Director: Woody Allen
Writers: Woody Allen
Stars: Owen Wilson, Rachel McAdams, Kurt Fuller, Mimi Kennedy, Michael Sheen, Corey Stoll, Tom Hiddleston, Kathy Bates, Marion Cotillard
SYNOPSIS: On a trip to Paris with his fiancee, Gil begins to question his life decisions as he wanders around beautiful city at night and meeting an interesting host of characters.
REVIEW: Woody Allen writes and directs Midnight in Paris, a film that defies Allen's recent works and defines many of Allen's works. From Sleeper where the protagonist is revived in the future to fight an oppressive government, to Play It Again, Sam where a film critic tries to return to the dating scene with help from an alter ego in the form of Humphrey Bogart, to any one in a laundry list of visual and deeply meaningful films, whether the backdrop is New York City or abroad. Filled with dialogue that is anything but empty, Midnight in Paris is at once transcendent, beautiful, quirky and meaningful.
Considered to be a romantic comedy, Midnight in Paris is more Gil's (Owen Wilson) romance of Paris and the images it invokes than a romance of his fiancee Inez (Rachel McAdams). Gil is an in-demand Hollywood screenwriter, but aspiring novelist who wonders if his earlier decision years previous to move out of the French capital in favor of the California Sun Coast. He romanticizes the "Golden Age" of art and literature of 1920s Paris and yearns to use present day Paris to inspire and help him succeed in finishing a book worthy of those earlier masters.
One night as his fiancee wants to go out dancing with a friend Paul (Michael Sheen), a tipsy Gil wanders the Paris streets to clear his head and take in the nuances of each cobblestone road and centuries old corridor. At the strike of midnight, a 1920s era Puegot pulls up and beckons Gil to come for a ride with them. Little does be realize, but Gil has travels to the 1920s era to mean and interact with the likes of F. SCott Fitzgerald (Tom Hiddleston from Thor), Ernest Hemingway (Corey Stoll from Salt), Pablo Picasso (Marcial Di Fonzo Bo), Gertrude Stein (Kathy Bates) and the enigmatic Adriana (Marion Cotillard). First Gil is doubtful but then embraces each midnight rendezvous with his literary and artist idols, even bold enough to ask for help with his relationship and manuscript.
The story is filled with the glorious beauty that is Paris, from the Eiffel Tower to a forgotten alleyway. Allen takes the most mundane event of Gil, Inez and her mother hailing a taxi in the starts of a rain shower and fills the backdrop with a cathedral's dome and terraced landscapes. Gil's nostalgia of 1920s Paris is felt when a cafe where he meets Ernest Hemingway disappears in the blink of an eye and is replaced with a modern day laundromat.
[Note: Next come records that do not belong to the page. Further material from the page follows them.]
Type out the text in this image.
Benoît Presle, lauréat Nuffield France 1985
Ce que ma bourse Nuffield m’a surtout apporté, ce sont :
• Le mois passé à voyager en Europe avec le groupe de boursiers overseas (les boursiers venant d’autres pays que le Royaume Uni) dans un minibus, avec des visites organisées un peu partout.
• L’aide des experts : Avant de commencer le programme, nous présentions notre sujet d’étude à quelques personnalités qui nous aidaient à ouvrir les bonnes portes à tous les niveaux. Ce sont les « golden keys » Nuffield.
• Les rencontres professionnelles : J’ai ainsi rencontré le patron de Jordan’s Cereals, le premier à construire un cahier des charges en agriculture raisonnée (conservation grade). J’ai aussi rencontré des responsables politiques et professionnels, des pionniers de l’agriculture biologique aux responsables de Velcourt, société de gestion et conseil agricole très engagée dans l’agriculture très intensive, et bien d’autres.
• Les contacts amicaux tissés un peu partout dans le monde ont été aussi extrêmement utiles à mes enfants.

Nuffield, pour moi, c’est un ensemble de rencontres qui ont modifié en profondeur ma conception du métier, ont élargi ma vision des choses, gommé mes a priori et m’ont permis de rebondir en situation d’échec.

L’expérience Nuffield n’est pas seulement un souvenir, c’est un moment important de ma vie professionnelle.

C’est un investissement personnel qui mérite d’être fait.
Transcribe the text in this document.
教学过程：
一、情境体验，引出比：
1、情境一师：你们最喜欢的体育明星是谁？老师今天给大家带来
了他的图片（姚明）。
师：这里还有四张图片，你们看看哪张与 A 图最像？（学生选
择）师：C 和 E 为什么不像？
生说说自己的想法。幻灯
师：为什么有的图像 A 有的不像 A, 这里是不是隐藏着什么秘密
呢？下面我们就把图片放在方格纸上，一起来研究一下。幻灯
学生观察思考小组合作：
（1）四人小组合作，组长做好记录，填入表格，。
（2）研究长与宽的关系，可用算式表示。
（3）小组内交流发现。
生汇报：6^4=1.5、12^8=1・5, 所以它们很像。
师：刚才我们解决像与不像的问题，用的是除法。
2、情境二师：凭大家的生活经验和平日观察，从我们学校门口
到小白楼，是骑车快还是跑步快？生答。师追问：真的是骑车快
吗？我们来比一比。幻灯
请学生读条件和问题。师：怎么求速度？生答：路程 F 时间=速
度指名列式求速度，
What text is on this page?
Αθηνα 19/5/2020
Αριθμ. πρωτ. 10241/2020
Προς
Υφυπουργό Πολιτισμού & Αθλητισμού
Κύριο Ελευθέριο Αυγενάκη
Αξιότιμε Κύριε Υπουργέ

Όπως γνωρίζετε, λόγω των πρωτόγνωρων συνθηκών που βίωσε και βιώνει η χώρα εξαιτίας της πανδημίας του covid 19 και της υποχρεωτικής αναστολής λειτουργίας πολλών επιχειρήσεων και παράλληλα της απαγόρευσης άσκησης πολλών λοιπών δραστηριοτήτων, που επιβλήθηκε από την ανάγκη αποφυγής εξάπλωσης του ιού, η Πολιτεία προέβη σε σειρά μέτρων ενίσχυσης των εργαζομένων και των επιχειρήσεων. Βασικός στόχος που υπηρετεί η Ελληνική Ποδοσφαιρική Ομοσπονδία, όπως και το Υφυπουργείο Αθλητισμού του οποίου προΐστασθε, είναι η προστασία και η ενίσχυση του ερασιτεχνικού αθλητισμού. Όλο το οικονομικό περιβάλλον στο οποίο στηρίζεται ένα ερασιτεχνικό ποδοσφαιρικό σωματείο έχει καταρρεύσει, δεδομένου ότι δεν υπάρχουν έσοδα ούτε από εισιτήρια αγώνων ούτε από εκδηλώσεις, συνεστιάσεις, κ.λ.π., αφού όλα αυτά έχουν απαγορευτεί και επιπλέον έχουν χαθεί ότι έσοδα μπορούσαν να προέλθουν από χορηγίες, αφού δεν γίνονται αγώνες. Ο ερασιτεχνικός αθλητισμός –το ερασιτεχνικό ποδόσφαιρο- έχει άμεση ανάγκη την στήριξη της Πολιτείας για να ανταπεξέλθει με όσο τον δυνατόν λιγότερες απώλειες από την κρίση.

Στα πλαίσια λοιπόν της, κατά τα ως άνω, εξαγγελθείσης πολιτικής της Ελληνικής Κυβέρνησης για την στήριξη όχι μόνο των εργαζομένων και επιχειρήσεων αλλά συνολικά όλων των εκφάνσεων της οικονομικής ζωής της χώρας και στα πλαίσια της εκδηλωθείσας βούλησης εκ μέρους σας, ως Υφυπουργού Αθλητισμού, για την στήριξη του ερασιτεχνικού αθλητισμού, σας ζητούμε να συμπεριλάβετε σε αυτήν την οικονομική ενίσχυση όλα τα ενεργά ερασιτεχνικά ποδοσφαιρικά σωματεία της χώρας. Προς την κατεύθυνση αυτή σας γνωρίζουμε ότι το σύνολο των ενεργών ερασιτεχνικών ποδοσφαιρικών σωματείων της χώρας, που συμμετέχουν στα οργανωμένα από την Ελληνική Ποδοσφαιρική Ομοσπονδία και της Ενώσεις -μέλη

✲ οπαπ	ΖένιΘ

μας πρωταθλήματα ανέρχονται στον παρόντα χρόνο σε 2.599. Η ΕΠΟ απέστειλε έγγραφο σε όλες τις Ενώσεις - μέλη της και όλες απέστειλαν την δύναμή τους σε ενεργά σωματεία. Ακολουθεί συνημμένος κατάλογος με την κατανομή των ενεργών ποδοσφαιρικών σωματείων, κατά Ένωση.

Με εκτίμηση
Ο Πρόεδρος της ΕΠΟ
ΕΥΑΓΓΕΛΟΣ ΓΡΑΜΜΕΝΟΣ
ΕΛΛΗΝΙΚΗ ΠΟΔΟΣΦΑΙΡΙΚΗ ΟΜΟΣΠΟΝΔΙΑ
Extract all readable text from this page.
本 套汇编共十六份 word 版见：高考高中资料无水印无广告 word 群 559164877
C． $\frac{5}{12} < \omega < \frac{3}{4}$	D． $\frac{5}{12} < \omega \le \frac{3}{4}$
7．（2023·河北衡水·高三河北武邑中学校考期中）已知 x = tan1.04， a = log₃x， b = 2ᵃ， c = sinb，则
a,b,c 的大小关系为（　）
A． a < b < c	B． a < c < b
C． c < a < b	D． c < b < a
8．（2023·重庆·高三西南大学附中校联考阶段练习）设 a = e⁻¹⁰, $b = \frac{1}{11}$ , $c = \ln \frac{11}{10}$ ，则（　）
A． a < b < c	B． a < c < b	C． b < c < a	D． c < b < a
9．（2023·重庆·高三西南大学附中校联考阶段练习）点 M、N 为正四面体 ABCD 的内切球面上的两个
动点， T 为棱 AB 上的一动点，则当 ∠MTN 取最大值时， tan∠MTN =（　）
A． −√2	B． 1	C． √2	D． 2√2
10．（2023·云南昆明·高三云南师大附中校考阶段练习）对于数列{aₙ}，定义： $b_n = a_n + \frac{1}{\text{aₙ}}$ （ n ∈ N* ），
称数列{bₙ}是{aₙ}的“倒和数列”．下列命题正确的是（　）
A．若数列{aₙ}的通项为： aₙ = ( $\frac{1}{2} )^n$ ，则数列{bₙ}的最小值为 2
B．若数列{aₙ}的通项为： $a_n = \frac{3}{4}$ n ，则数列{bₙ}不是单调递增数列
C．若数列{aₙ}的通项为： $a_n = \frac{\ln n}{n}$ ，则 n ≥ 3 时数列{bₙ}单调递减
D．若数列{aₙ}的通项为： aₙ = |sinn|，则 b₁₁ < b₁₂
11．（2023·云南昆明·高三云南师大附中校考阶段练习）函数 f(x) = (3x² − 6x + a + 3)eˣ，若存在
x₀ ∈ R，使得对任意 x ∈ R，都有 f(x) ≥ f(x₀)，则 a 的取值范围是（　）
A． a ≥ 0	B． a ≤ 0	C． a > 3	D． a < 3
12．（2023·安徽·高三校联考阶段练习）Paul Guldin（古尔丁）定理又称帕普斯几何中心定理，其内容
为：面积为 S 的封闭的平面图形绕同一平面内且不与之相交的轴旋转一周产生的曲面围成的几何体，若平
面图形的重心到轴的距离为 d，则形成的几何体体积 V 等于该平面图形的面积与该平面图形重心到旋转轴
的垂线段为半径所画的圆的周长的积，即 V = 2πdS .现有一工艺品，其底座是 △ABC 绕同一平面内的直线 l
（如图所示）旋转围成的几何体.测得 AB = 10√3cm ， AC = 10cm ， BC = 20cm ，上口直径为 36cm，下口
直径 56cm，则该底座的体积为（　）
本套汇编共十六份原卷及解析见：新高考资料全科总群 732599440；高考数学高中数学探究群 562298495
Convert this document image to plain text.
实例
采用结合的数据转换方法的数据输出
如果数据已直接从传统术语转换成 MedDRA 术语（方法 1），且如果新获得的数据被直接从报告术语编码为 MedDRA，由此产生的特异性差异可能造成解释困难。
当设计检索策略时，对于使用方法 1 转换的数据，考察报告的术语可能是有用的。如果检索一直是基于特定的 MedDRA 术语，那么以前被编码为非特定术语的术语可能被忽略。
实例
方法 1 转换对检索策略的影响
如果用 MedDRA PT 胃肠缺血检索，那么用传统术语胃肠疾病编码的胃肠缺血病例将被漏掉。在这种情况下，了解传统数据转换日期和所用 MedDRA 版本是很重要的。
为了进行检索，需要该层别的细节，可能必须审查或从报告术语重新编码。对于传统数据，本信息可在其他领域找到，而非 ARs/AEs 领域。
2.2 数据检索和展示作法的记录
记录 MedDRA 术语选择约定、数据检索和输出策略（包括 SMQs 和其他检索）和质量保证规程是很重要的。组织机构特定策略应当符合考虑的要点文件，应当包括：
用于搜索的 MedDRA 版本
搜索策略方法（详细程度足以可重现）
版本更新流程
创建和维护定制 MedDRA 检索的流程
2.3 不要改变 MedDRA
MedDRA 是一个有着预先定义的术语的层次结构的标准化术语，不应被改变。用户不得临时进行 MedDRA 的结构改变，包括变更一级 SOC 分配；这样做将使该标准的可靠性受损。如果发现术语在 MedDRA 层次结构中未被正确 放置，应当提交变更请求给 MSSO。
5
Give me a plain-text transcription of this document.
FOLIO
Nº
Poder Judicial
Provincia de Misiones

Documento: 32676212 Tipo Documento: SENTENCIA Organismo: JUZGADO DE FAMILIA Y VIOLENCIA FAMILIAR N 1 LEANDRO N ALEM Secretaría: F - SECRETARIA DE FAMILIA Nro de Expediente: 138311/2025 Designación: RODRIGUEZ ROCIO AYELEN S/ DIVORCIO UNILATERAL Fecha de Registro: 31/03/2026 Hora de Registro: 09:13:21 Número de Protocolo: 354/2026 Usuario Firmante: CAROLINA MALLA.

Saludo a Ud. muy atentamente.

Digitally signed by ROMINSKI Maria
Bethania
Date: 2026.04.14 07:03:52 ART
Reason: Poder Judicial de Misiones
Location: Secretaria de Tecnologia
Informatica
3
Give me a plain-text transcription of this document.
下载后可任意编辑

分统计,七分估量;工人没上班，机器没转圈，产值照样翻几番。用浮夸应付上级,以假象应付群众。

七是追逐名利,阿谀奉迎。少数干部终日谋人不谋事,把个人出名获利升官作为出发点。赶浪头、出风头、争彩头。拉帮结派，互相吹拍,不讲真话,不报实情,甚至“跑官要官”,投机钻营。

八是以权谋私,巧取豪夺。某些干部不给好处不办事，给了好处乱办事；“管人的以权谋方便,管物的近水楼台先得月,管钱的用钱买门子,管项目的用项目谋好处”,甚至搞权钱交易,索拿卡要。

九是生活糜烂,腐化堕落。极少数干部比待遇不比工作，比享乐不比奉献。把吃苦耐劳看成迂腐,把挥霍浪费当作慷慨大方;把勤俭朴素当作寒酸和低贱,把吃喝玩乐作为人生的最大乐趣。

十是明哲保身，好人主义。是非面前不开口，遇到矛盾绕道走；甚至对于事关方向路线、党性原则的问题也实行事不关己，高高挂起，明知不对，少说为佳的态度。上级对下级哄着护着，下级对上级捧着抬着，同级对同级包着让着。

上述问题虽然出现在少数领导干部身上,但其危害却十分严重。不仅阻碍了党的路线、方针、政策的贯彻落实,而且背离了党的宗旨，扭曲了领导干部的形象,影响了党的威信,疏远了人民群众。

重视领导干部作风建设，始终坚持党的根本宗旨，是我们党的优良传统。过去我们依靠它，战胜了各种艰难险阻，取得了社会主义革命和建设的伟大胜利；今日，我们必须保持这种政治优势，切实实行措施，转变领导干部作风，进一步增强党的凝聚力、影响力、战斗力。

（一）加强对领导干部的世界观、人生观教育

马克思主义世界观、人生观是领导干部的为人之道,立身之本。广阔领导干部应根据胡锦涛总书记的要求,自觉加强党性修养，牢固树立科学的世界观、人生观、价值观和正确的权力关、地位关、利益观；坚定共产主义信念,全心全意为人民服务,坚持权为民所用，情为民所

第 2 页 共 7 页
Allen even captured the nuances of French life when Inez's father John (Kurt Fuller), at the restaurant where they met for lunch, keeps glancing behind him because of a man with a dog sitting at the table. Anyone who has experienced Paris firsthand can appreciate the culture, the city and the romance it commands.
Owen Wilson is his typical roguish, self-effacing self as Gil, excited for the city and what it holds, but differential to the wants and demands of his fiancee Inez. Marion Cotillard, most recently from Inception, plays Adriana with a wisp of artist's muse and a wistful passion for the nostalgia that both she and Gil long for. Among the colorful characters from Gil's past, most notable are Stoll's Ernest Hemingway as his courageous and poignant prose smoothly comes through Allen's script, Adrien Brody's cameo as Salvador Dali who when Gil meets him is obsessed with rhinoceros, and Vinccint Menjou Cortes's quiet lonesome portrayal of Henri de Toulouse-Lautrec.
Any Woody Allen enthusiast, any creative individual, or any fan of quirky romantic comedic misadventures will appreciate Midnight in Paris. Some people may look only to the future with no regard for the past or present, and others may only long back to an age that cannot exist in the present, know that there is both beauty and substance in the here and now.